Preferred extensions (to be considered as extra credit) include the following:

  • giving a ~10-minutes powerpoint presentation of your project (possibly with demonstration of your software functionality using a real-life Internet cloud storage server) on the week before the Finals; email the instructor to book a time slot;
  • a method to generate file names that satisfies additional interesting privacy properties;
  • a section on cloud storage servers available on the internet, and their different capabilities;
  • modifying your software so that, in addition to requirements 1,2,3, it also satisfies the following requirement 4: "detection of file modification by the cloud storage server can be done by anyone, not just your peer"
  • anything else you want to add.

Your submission should be a zip file containing at least the following files:

  • project presentation (a pdf file generated from a ppt file),
  • source and executable files.

Please name your zip file as -cs6903f14project2 and your contained files as -presentation, -preprocess, -authorize, and -recover.
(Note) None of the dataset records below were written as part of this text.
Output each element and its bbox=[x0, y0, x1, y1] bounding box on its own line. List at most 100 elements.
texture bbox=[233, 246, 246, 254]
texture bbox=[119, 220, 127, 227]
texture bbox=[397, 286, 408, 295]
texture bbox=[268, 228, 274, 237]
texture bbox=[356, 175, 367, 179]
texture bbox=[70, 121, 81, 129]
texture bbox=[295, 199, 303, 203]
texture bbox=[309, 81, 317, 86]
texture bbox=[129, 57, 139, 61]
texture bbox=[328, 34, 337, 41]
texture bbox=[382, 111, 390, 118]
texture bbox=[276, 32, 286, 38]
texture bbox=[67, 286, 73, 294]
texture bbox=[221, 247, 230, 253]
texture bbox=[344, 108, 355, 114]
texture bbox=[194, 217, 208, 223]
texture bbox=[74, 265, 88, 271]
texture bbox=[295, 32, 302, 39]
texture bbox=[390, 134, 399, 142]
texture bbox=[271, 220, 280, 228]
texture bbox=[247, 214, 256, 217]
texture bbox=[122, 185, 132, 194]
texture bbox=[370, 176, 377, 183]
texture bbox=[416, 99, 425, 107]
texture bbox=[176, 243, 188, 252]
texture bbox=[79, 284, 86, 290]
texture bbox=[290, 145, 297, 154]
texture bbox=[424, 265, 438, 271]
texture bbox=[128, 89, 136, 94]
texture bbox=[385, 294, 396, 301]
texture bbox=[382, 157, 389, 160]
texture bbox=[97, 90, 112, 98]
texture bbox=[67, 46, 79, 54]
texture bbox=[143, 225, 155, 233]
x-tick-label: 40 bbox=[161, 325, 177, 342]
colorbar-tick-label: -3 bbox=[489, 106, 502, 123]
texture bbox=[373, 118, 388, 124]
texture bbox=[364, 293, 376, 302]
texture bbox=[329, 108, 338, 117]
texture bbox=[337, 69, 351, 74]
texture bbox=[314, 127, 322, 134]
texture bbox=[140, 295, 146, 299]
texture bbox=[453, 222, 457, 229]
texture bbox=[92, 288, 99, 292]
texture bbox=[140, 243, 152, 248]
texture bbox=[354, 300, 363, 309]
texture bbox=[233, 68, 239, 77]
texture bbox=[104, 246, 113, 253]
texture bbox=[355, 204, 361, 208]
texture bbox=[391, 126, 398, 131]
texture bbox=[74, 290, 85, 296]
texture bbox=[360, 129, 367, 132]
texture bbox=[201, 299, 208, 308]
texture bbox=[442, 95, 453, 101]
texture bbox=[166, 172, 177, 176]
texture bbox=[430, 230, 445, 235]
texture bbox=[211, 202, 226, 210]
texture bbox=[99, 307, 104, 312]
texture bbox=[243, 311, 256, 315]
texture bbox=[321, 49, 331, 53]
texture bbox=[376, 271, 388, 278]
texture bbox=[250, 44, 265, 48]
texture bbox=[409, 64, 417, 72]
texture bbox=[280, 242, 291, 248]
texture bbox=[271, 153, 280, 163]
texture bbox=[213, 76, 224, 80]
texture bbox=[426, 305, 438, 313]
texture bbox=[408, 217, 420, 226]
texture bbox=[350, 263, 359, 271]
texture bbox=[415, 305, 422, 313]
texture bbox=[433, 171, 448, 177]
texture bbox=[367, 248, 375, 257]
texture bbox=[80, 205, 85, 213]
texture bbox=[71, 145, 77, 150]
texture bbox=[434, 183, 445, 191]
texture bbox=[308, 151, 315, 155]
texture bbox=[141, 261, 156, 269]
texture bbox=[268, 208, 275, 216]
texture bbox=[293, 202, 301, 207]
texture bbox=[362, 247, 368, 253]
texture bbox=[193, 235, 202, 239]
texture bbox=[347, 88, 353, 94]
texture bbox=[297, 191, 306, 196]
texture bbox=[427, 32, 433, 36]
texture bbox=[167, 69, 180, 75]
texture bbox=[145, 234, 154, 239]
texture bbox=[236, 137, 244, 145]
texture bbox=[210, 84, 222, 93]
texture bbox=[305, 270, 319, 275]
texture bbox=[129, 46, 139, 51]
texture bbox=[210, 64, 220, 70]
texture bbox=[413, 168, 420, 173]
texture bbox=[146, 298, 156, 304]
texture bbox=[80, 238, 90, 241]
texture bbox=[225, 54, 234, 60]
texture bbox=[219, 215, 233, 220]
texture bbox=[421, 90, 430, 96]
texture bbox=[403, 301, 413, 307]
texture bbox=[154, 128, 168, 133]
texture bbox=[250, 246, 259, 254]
Please include all files that allow us to run or compile them. In case of a team, include both team members' last names.

Grading Criteria

Your submission will be judged based on the following project grading criteria:

  • technical correctness (i.e., if your software, after inspection of the presentation demonstration and perhaps some amount of testing, seems to satisfy correctness)
  • software usability (i.e., if you followed all of the above instructions, especially on how to run the programs, and if software is easy to use)
  • valid choice of primitive/scheme speeds (i.e., if your implemented primitive/scheme are good choices in terms of security and efficiency)
  • demonstration/presentation quality (i.e., if the demonstration and the entire presentation are well written).

Documentation and Project Report

Project report is available in doc/.